Et ce même sentiment revint avec force, réchauffant son petit corps. Comment s'appelait-il ? Il l'avait déjà ressenti avant mais il l'avait oublié…
Ils rentrèrent dans l'orphelinat sans se faire remarquer par le surveillant démissionnaire.
- Guide-moi jusqu'à son bureau s'il te plaît, demanda-t-elle chaleureusement.
Lors de leur ascension une employée qui nettoyait des vitres les arrêtèrent.
- Alexander, qui est cette femme ?
Il se mordilla la lèvre inférieure.
- Elle veut m'adopter, répondit-il en s'accrochant plus fermement à sa sauveuse.

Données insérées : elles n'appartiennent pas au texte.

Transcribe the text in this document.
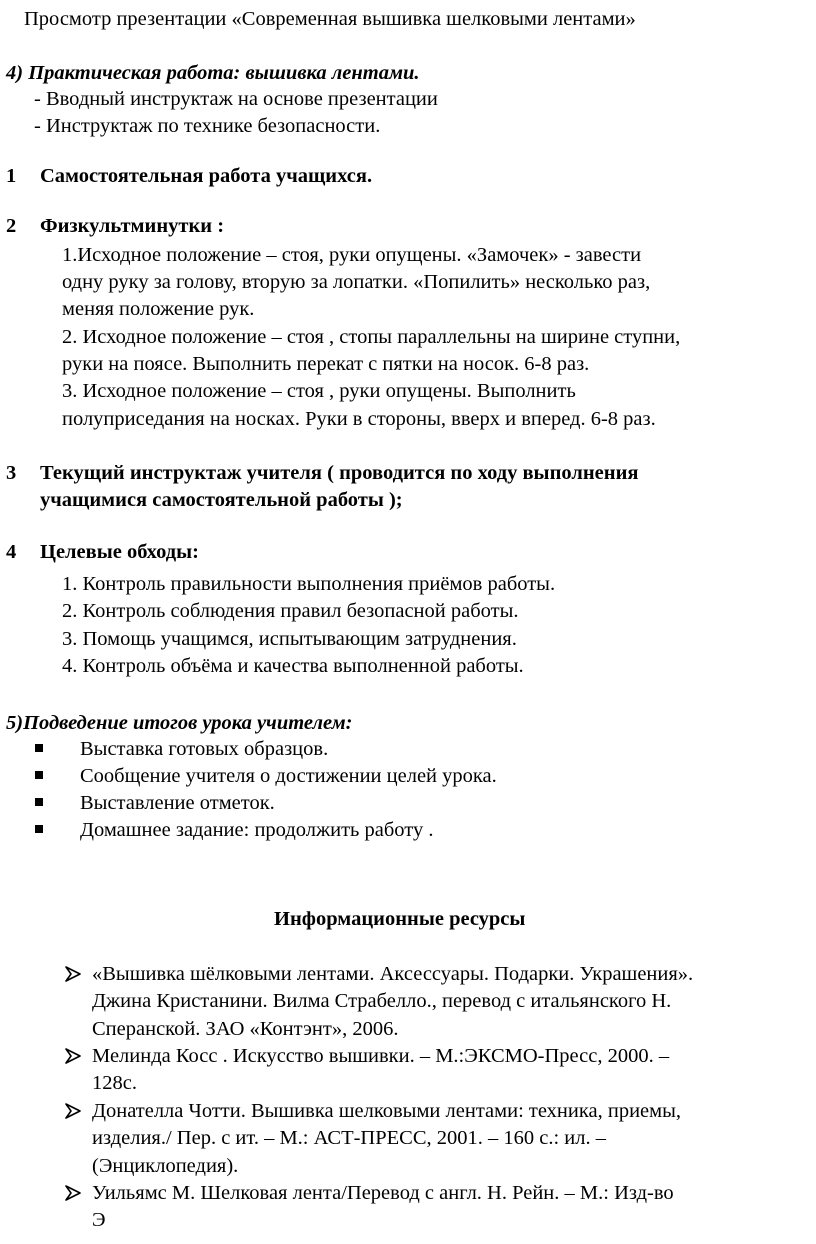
Просмотр презентации «Современная вышивка шелковыми лентами»
4) Практическая работа: вышивка лентами.
- Вводный инструктаж на основе презентации
- Инструктаж по технике безопасности.
1 Самостоятельная работа учащихся.
2 Физкультминутки :
1.Исходное положение – стоя, руки опущены. «Замочек» - завести
одну руку за голову, вторую за лопатки. «Попилить» несколько раз,
меняя положение рук.
2. Исходное положение – стоя , стопы параллельны на ширине ступни,
руки на поясе. Выполнить перекат с пятки на носок. 6-8 раз.
3. Исходное положение – стоя , руки опущены. Выполнить
полуприседания на носках. Руки в стороны, вверх и вперед. 6-8 раз.
3 Текущий инструктаж учителя ( проводится по ходу выполнения
учащимися самостоятельной работы );
4 Целевые обходы:
1. Контроль правильности выполнения приёмов работы.
2. Контроль соблюдения правил безопасной работы.
3. Помощь учащимся, испытывающим затруднения.
4. Контроль объёма и качества выполненной работы.
5)Подведение итогов урока учителем:
Выставка готовых образцов.
Сообщение учителя о достижении целей урока.
Выставление отметок.
Домашнее задание: продолжить работу .
Информационные ресурсы
«Вышивка шёлковыми лентами. Аксессуары. Подарки. Украшения».
Джина Кристанини. Вилма Страбелло., перевод с итальянского Н.
Сперанской. ЗАО «Контэнт», 2006.
Мелинда Косс . Искусство вышивки. – М.:ЭКСМО-Пресс, 2000. –
128с.
Донателла Чотти. Вышивка шелковыми лентами: техника, приемы,
изделия./ Пер. с ит. – М.: АСТ-ПРЕСС, 2001. – 160 с.: ил. –
(Энциклопедия).
Уильямс М. Шелковая лента/Перевод с англ. Н. Рейн. – М.: Изд-во
Э
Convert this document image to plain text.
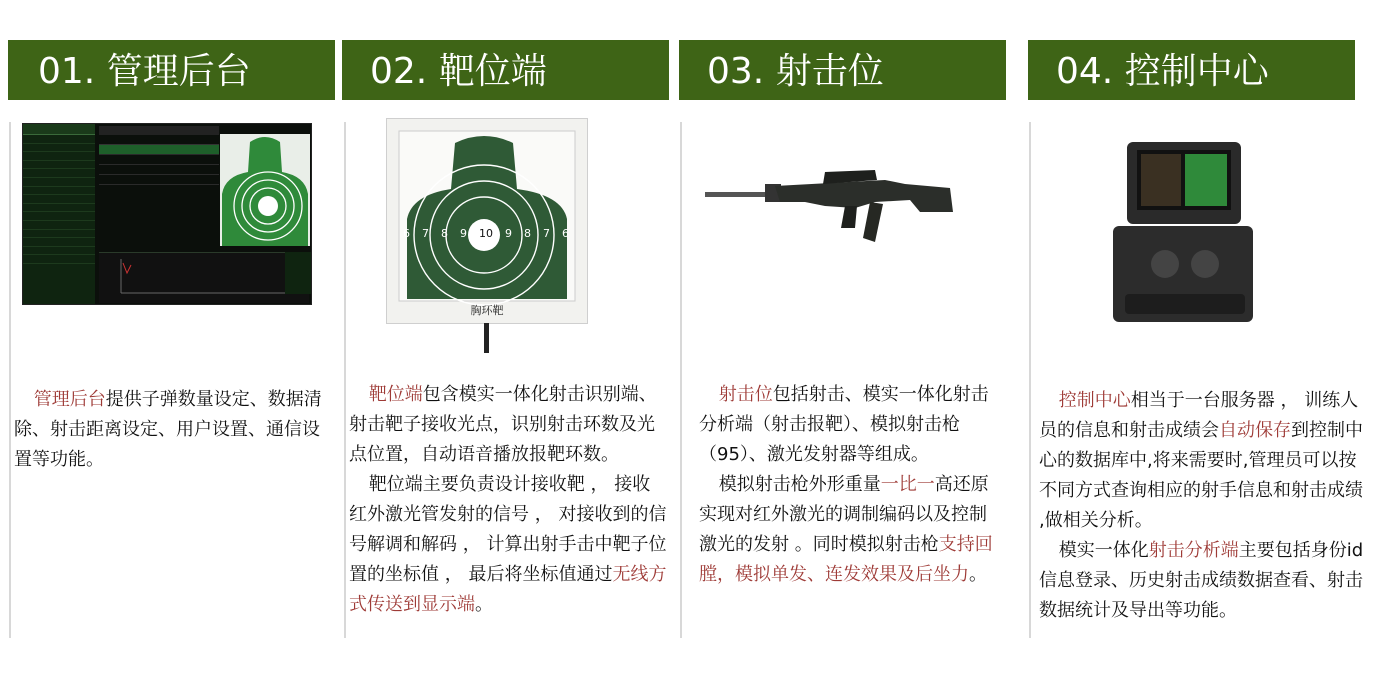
01. 管理后台	02. 靶位端	03. 射击位	04. 控制中心
6 7 8 9 10 9 8 7 6
胸环靶

管理后台提供子弹数量设定、数据清除、射击距离设定、用户设置、通信设置等功能。

靶位端包含模实一体化射击识别端、射击靶子接收光点，识别射击环数及光点位置，自动语音播放报靶环数。

靶位端主要负责设计接收靶 ， 接收红外激光管发射的信号 ， 对接收到的信号解调和解码 ， 计算出射手击中靶子位置的坐标值 ， 最后将坐标值通过无线方式传送到显示端。

射击位包括射击、模实一体化射击分析端（射击报靶）、模拟射击枪（95）、激光发射器等组成。

模拟射击枪外形重量一比一高还原实现对红外激光的调制编码以及控制激光的发射 。同时模拟射击枪支持回膛，模拟单发、连发效果及后坐力。

控制中心相当于一台服务器 ， 训练人员的信息和射击成绩会自动保存到控制中心的数据库中,将来需要时,管理员可以按不同方式查询相应的射手信息和射击成绩 ,做相关分析。

模实一体化射击分析端主要包括身份id信息登录、历史射击成绩数据查看、射击数据统计及导出等功能。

L'interlocutrice fronça des sourcils et se tourna vers la visiteuse importune.
- Madame, je n'ai pas été informée de votre venue et… hum… êtes-vous sûre de votre choix ? Enfin le cas d'Alexander est complexe, il y a d'autres enfants…
Un regard glacial la stoppa net. L'employée se sentit frémir.
- Je n'ai guère demandé votre avis. Je dois voir votre direction, maintenant.
Finalement ils arrivèrent devant le bureau de E. Proctor –d'après le panneau en bronze sur la porte- et l'employée frappa avant d'entrouvrir la porte pour annoncer « C'est pour une adoption ».
Alyssa et Alex entrèrent sur invitation de monsieur Proctor et s'installèrent sur les sièges en bois inconfortables.
- Bonjour madame, je n'ai pas été prévenu par le service de l'enfance magique de votre visite.
- C'est normal, je n'ai pas de dossier, ni d'agrément. Mais je ne partirai pas sans lui.
L'enfant sentit son cœur se glacer, oh non… Monsieur Proctor les jugea un moment avant de se pencher vers eux comme pour leur confier un secret important.
- Cependant… je pense qu'on peut s'arranger… Si vous tenez tant que ça à partir avec le jeune Lowell je pourrais, contre une certaine somme, vous créer un dossier solide.
La jeune femme eut un rictus et déboutonna les premiers boutons de sa chemisette blanche. Le regard de l'homme se remplit de concupiscence puis il pâlit drastiquement lorsqu'elle tira un pan du vêtement, révélant un tatouage bien connu.
- Monsieur Proctor, il me suffit d'une lettre pour fermer cet orphelinat pour maltraitances et négligence. Ensuite je prendrai un grand plaisir à détruire chaque parcelle de votre vie et personne ne se mettra sur mon chemin. Compris ?
« J'espère que Mentor ne va pas me tuer pour ça » pensa-t-elle ne laissant pas transparaître sa crainte.
Le directeur hocha la tête. Alex sentit des larmes d'émotions venir et Alyssa passa une main dans sa chevelure.
Les détails se réglèrent rapidement et Alyssa récupéra les maigres affaires de son désormais protégé. Ils quittèrent l'orphelinat et alors qu'Alex regardait pour la dernière fois la façade il se souvint du nom de ce sentiment qui l'avait envahi en saisissant cette main tendue. L'espoir.
- Comment je dois t'appeler ?
- Comme tu veux, je ne connais pas tes parents et je ne vais pas m'imposer en mère si tu ne le souhaites pas. Je peux être une tante ou une sœur. Enfin c'est à toi de choisir, répondit-elle en haussant des épaules.
Le petit albinos sourit pour la première fois depuis de très long mois.
- J'ai toujours voulu avoir un frère ou une sœur.
- Alors je suis ta grande sœur.
Et un lien indestructible naquit entre ces deux êtres.